Le personnel en novembre 1913 – Joseph Thomé 3° à partir de la gauche – DR
Le recensement de 1921 (Archives Municipales 1F21) note la présence de Léonie, hôtelière patronne, de Léa Fayard et Louise Borgy, domestiques, de Régis Convert, cocher, de Gaston Bagriot, apprenti cuisinier et de deux pensionnaires, Léa Vicat et Jean Scince, receveur des finances. René est absent de l’inventaire, car sous les drapeaux. Son matricule (1165, centre de Bourgoin) précise qu’il est en campagne en Allemagne d’avril 1918 à octobre 1919, puis en Algérie jusqu’en février 1921. En mars, René ne revient pas immédiatement à Saint-Marcellin. On le note à Paris en mai-juin 1922 où il fait un stage au Ritz, puis à Saint-Brice, en Ille et Vilaine, en septembre 1922, et n’est pointé à Saint-Marcellin que le 26 novembre 1922.
Dès son retour à Saint-Marcellin, René Joseph prend la place qui lui revient dans l’exploitation de l’hôtel et en défend l’excellence gastronomique. Le 25 février 1925 est créée une Société en nom collectif par Léonie Michel, veuve de Jules Pierre Guttin, et Joseph René Guttin. A la lecture de l’acte de constitution, il apparaît que René apporte le fonds d’hôtel-restaurant, la clientèle et l’achalandage, le nom commercial et le droit au bail. Quant à sa mère, elle est porteuse des marchandises garnissant le dit fonds. Il est raisonnable de penser que, depuis le décès de son père, René était héritier du fonds tandis que sa mère en était demeurée gérante, bénéficiant de l’usufruit. En 1926 (Archives Municipales 1F21), le recensement note Léonie, patronne, et René, son fils, ainsi que Louise Borgy, Irma Ceyte et Joseph Cohet, employés, tandis que sont mentionnés deux pensionnaires, Louis Olivier et Jean Chatelain. La Société initiée l’année précédente n’est pas prise en compte dans le descriptif des fonctions respectives de Léonie et de René.
Enfin, en 1931, dernier recensement consultable (Archives Municipales 1F20), Léonie est référencée comme hôtelière patronne et son fils René, hôtelier patron. Suivent neuf (!) employés, Georges Guillot, Eugénie Guillot, Louise Borgy, Irma Ceyte, fille de salle, Pierre Beau, garçon de courses, Marie-Louise Martin, lingère, Paul Borel, cuisinier, Jean Luthaud et Jean Genthon, apprentis cuisiniers.

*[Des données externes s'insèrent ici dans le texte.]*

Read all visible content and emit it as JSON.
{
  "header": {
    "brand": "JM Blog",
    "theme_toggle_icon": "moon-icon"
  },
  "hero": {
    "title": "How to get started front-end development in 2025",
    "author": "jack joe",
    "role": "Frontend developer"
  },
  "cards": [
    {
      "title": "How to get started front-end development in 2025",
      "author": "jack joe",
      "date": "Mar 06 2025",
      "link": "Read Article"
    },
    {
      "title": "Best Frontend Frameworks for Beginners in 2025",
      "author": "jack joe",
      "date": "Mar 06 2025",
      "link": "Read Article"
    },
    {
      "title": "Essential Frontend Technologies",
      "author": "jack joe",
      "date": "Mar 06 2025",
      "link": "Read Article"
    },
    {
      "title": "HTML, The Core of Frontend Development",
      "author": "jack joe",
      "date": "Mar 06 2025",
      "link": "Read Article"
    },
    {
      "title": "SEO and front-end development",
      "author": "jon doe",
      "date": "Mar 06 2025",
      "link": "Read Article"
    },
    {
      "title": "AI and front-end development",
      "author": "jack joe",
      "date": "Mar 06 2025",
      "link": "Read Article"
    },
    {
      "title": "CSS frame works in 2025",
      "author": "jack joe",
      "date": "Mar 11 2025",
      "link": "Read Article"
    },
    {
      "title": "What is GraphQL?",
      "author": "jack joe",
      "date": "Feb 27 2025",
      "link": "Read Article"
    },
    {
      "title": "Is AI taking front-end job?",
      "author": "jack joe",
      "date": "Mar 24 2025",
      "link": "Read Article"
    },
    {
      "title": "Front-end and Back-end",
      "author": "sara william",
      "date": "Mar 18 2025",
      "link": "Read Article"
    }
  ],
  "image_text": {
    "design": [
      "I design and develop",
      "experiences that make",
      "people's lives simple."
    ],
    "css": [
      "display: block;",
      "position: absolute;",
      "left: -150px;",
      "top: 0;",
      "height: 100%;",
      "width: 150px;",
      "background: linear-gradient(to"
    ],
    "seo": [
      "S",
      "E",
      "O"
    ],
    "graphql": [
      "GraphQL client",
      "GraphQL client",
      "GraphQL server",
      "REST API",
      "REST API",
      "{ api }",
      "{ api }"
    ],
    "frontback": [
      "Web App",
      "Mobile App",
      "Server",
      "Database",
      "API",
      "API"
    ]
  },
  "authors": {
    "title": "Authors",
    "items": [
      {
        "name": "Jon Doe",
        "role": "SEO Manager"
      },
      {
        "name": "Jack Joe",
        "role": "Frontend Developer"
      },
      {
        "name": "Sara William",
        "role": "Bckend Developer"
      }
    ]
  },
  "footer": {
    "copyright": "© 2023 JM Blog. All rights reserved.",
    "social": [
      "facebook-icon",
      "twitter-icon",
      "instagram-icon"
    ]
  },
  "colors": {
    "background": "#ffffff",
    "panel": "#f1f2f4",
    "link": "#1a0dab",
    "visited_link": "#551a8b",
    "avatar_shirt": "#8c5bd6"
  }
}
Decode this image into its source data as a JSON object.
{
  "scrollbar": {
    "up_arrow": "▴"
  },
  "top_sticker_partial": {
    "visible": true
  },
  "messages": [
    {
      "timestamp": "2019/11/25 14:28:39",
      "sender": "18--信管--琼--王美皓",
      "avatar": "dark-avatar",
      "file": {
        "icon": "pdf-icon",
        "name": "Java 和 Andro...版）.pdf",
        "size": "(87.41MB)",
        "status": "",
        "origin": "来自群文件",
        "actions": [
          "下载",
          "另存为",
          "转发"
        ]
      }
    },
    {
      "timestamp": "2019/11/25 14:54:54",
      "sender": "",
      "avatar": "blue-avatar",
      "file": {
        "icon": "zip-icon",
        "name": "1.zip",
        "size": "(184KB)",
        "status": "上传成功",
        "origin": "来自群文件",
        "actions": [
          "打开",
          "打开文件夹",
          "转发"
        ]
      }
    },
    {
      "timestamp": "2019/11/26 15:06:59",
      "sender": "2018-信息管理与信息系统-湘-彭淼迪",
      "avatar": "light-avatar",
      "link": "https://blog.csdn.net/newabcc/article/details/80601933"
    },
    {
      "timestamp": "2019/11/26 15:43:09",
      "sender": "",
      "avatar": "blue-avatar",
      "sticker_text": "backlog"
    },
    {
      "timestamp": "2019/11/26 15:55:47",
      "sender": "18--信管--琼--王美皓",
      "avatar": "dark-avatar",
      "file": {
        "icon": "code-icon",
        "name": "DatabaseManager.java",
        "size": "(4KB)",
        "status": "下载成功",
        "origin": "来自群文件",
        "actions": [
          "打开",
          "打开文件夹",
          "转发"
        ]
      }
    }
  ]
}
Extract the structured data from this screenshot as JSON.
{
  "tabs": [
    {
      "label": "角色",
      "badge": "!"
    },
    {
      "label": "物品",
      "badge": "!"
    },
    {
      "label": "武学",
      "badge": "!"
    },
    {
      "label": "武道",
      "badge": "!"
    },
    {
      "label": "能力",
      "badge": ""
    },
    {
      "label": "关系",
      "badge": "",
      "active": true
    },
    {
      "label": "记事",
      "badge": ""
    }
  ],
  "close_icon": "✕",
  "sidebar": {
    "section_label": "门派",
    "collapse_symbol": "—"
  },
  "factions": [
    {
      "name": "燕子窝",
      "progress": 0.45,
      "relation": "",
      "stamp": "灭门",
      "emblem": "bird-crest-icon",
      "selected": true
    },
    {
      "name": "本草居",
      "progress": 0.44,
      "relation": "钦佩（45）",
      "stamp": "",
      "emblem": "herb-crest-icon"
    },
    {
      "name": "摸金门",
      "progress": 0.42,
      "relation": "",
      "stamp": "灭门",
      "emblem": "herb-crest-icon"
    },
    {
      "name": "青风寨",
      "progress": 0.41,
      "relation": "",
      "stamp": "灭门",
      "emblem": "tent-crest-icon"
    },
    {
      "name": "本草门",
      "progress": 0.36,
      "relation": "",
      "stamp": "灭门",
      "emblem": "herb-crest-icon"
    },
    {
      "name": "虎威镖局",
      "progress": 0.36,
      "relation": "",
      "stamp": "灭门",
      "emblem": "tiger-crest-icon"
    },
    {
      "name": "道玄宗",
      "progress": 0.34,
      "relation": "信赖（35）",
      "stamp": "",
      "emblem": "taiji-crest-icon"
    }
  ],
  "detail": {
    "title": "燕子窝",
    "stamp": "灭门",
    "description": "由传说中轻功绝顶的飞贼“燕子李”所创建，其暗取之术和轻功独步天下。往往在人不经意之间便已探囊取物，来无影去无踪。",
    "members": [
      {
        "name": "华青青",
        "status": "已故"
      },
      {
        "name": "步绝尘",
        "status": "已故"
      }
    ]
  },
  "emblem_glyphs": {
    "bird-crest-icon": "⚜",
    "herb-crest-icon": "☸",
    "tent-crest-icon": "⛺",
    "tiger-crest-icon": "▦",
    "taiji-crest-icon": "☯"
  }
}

René se marie, en secondes noces, le 11 avril 1931, à Colombes (Seine) avec Hortense Joséphine Guttin, une lointaine cousine, née le 17 juin 1899. Les grand-pères de René et Hortense sont deux frères (Antoine et Pierre, nés en 1820 et 1821). Ils sont nés de Pierre Guttin et Thérèse Guttin, déjà issus de deux branches différentes des Guttin, l’une de La Batie-Divisin et l’autre des Abrets.
En 1934, deux ou trois cartes postales reprennent le thème de l’hôtel devenu officiellement « Hôtel de France » en lieu et place de « Grand Hôtel de France ». Le store a été changé, la graphie du nom est assez originale et audacieuse, les plantes de la terrasse sont regroupées dans de grands bacs qui semblent être de ciment moulé. Une autre carte postale nous permet de découvrir la grande salle du restaurant, héritée du couvent des Carmes. Ce sont de vastes travaux engagés en 1932 qui ont permis la réalisation de la cheminée monumentale succédant à l’ancienne cheminée des moines.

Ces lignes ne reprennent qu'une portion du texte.